Dimanche 26 février – De San Pedro de Atacama à Caldera

Hier soir nous avons réservé la voiture de l’hôtel pour nous rendre à la petite station de bus. Ce n’est pas que nous soyons paresseux, mais l’option était offerte par la propriétaire Nathalie, et il eut été malvenu de refuser une telle offre. 

Les grillons de mon téléphone sont matinaux. Il est 5h30 et le jour loin d’être levé, mais au moins il ne pleut pas.

Nous patientons jusqu’à 6h20, heure à laquelle notre voiture devrait arriver. Debout devant la porte, dans la fraîcheur du petit matin, ne règne que le souffle du vent et quelques aboiements de chiens errants, mais point de bruit de moteur.
Notre bus doit partir à 7h00, et autant les heures d’arrivée sont approximatives, que les heures de départ sont respectées et il faut se présenter en gare 30 minutes avant le départ
N’eut été le fait d’être en vacances, nous serions stressés.
Finalement, à 6h30, nous décidons de monter nos sacs sur les épaules et parcourir la moitié du village dans la noirceur et à bon pas pour rejoindre le terminal Turbus

À deux minutes d’arriver, essoufflés et en sueur, nous entendons une voiture derrière nous, c’est Nathalie qui arrive et nous embarque pour la centaine de mètres qui nous sépare de notre destination. Nous étions restés à l’heure européenne et avions oublié que les minutes chiliennes n’ont pas la même durée.

Nous lui collons un gros bec sur la joue, (oui, c’est un seul au Chili et ça a la même signification que trois en Languedoc) la remercions pour son accueil et sa gentillesse et qu’elle a fait parti de la réussite de notre séjour. Bon, je ne sais pas si tous les mots espagnols que j’utilise sont dans le bon sens, mais elle semble comprendre et me remercie chaleureusement.

Tout ce rush pour rien, le bus arrive 20 minutes en retard. Les fameuses minutes chiliennes disais-je…

Puisque notre voyage est prévu de durer au minimum 11 heures, j’ai pris grand soin de réserver des sièges dans la section cama.
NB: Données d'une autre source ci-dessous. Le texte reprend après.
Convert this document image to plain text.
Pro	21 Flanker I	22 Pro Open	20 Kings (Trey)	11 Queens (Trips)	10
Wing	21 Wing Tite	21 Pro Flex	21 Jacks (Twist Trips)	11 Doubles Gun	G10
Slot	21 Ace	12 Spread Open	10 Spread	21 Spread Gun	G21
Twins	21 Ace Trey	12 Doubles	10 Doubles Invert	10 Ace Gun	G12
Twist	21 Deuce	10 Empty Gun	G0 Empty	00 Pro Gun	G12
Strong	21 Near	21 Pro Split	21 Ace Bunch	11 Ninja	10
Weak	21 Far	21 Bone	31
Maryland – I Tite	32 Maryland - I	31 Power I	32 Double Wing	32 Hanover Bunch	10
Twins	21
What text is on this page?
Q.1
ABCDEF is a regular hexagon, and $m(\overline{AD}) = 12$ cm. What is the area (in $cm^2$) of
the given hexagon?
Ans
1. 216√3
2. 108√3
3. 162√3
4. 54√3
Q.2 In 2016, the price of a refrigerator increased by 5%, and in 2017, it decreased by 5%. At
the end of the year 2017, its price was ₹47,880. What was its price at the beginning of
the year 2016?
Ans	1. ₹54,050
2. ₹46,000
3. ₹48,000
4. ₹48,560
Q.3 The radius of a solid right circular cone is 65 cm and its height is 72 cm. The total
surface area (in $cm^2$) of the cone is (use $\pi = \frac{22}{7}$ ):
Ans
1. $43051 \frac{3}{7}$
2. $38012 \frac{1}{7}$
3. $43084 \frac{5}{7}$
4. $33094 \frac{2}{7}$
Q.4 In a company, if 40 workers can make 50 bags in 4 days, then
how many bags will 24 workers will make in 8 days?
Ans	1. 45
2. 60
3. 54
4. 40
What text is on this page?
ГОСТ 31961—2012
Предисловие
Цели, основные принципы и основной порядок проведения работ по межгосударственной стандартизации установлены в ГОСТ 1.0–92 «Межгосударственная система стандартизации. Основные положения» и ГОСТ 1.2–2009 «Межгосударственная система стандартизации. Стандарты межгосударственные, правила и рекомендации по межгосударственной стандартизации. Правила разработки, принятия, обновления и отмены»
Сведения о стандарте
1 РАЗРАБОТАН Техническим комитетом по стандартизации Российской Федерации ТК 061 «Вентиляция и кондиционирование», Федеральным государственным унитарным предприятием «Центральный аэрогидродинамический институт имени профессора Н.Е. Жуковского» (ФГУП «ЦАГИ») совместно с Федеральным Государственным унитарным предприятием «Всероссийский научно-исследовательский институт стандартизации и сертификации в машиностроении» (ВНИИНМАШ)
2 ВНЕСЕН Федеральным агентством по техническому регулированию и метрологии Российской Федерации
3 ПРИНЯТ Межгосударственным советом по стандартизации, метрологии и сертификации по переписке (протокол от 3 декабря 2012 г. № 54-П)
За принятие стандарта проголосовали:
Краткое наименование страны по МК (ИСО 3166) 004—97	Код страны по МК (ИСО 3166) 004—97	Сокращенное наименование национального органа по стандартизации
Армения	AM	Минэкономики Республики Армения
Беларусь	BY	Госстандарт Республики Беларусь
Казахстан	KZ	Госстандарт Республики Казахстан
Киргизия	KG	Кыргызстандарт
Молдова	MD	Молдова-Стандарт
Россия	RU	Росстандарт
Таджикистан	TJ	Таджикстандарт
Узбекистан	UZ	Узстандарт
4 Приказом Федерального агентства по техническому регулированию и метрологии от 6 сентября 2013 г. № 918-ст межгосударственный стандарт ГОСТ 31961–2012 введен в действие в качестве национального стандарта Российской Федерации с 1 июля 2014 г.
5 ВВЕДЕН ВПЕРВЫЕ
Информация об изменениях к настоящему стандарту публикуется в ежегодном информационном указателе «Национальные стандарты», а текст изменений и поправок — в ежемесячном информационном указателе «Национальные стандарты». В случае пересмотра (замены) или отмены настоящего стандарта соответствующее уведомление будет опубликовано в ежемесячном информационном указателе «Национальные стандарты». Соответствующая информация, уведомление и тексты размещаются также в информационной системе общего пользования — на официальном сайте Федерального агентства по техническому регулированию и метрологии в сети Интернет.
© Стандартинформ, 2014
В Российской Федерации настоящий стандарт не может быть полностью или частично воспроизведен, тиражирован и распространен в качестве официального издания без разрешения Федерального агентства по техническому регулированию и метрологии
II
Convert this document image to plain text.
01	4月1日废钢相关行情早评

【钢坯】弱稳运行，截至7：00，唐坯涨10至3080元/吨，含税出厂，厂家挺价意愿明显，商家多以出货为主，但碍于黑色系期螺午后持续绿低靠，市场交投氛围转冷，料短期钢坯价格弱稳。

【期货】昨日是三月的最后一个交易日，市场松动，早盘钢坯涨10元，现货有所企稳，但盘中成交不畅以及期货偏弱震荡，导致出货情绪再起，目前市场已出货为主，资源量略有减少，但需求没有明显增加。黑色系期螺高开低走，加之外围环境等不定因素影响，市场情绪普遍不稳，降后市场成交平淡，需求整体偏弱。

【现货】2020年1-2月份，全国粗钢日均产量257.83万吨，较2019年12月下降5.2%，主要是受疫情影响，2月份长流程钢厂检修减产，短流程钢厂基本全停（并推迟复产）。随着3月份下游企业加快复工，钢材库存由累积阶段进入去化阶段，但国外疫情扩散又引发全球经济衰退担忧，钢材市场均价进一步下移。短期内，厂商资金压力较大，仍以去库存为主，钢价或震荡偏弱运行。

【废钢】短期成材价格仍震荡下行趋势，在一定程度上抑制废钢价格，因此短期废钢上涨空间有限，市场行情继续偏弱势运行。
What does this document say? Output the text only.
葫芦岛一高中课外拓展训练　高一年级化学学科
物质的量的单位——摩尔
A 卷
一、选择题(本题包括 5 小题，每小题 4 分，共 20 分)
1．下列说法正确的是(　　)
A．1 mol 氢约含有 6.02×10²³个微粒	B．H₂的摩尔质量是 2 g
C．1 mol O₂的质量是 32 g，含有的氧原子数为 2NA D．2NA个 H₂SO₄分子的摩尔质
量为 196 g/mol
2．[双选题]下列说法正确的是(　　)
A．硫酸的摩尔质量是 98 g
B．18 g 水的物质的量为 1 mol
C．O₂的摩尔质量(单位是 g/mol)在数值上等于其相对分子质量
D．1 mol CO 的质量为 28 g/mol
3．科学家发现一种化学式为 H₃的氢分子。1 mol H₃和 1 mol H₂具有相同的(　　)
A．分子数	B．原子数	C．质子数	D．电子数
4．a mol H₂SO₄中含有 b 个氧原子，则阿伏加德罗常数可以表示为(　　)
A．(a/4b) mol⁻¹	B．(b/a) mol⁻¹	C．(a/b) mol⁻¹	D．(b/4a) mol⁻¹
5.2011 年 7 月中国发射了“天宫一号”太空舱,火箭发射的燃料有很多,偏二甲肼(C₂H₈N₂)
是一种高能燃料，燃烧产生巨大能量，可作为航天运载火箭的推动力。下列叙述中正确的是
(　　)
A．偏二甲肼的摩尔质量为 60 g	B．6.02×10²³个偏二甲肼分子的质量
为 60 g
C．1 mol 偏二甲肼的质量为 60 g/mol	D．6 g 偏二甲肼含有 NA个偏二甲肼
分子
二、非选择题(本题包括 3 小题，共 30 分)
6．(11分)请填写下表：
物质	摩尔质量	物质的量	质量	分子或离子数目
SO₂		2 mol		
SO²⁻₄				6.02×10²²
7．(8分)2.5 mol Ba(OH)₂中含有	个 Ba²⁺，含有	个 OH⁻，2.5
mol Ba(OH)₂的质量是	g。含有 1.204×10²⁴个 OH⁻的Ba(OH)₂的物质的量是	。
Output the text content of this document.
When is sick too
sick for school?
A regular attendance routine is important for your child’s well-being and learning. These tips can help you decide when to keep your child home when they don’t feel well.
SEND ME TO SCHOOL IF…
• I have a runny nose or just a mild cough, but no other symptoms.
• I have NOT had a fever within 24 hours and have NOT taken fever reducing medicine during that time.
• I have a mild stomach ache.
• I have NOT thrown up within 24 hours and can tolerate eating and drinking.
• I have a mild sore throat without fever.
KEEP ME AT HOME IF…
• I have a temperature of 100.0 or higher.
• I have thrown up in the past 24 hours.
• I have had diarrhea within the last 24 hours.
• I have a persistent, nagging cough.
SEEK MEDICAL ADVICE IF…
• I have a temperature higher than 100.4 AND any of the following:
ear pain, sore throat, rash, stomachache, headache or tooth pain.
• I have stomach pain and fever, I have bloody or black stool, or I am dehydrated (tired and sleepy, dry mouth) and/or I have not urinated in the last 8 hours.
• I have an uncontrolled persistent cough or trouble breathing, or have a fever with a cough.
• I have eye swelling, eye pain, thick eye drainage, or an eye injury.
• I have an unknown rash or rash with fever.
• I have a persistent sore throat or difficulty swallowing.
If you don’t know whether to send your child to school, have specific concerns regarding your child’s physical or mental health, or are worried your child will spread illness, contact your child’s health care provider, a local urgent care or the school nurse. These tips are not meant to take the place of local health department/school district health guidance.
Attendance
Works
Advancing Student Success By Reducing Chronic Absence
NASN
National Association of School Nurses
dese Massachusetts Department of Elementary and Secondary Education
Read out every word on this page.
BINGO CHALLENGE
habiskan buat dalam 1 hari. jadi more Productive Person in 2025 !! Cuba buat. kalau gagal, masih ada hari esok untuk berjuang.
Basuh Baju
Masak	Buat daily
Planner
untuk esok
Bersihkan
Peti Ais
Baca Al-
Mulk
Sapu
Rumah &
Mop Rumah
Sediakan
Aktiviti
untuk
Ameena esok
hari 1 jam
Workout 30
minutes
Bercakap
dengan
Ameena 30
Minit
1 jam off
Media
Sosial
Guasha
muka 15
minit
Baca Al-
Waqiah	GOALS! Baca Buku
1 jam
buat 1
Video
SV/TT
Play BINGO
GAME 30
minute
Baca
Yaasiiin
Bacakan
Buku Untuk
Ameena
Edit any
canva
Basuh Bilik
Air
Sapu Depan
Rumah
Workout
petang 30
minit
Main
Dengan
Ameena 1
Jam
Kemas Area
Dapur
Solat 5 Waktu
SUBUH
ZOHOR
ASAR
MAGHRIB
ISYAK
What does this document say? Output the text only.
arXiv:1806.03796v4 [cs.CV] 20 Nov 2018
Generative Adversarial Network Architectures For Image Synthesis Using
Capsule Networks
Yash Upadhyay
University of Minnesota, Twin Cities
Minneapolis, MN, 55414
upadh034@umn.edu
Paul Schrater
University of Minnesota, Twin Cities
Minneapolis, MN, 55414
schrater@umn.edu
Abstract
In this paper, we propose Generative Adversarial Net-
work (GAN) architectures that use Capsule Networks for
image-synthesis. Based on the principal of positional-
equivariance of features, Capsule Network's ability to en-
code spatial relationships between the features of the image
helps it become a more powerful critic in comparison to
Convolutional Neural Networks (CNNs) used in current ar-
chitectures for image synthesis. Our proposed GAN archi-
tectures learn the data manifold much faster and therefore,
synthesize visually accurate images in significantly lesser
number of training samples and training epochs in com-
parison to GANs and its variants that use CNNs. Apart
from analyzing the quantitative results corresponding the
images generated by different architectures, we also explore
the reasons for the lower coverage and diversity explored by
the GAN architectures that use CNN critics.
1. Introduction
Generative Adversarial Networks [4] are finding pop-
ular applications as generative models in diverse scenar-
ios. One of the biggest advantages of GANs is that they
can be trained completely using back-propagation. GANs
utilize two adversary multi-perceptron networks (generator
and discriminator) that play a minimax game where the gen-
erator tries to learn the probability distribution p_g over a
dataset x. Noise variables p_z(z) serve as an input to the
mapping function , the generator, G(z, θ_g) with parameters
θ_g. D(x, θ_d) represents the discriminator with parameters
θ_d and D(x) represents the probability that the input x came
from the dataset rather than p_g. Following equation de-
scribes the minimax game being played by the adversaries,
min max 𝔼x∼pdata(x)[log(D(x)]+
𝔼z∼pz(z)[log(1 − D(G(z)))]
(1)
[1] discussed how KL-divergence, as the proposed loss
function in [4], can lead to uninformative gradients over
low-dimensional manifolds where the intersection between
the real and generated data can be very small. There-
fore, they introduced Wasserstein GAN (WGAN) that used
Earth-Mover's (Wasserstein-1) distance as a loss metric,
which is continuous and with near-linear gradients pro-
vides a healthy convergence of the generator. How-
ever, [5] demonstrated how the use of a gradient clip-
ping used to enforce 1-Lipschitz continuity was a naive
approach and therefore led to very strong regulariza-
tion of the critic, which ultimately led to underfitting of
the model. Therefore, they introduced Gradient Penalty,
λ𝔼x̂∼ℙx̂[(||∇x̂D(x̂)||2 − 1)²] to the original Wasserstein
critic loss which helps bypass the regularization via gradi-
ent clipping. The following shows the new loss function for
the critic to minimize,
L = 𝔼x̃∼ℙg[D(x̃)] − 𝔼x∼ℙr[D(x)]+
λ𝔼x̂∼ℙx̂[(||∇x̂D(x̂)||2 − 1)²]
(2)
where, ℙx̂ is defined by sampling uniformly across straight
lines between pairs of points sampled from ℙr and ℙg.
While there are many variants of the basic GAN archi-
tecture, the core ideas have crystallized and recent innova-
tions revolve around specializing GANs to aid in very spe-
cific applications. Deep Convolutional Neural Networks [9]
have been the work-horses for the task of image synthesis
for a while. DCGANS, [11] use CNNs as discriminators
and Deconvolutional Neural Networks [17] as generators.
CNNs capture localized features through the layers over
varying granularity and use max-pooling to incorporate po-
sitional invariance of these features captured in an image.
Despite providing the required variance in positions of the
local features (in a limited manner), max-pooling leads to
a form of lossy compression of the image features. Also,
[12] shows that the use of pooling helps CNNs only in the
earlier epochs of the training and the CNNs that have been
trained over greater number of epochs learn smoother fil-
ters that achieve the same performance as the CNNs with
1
Ce fameux rez-de-chaussée dans les bus que nous rêvions d’utiliser depuis des semaines est enfin à nous. Et à nous seuls puisque les rares autres passagers sont à l’étage du dessus et aurons probablement une meilleure vue que nous.
En même temps, on se rappelle que nous roulerons dans le désert et que, sauf miracle, nous ne verrons pas grand-chose que du sable et du ciel.

Le salon cama, c’est une douzaine de fauteuils dignes des meilleurs salons chics. Très larges, confortables, on s’y perd entre siestes, rêverie et lecture. Quelques films de série B, passent sur un écran, et le sous-titrage en anglais permet d’améliorer un peu mon vocabulaire. Mais la nuit écourtée me rattrape et je sombre dans un tourbillon de rêves d’aventure entre geysers multicolores, viscaches géants et paysages martiens.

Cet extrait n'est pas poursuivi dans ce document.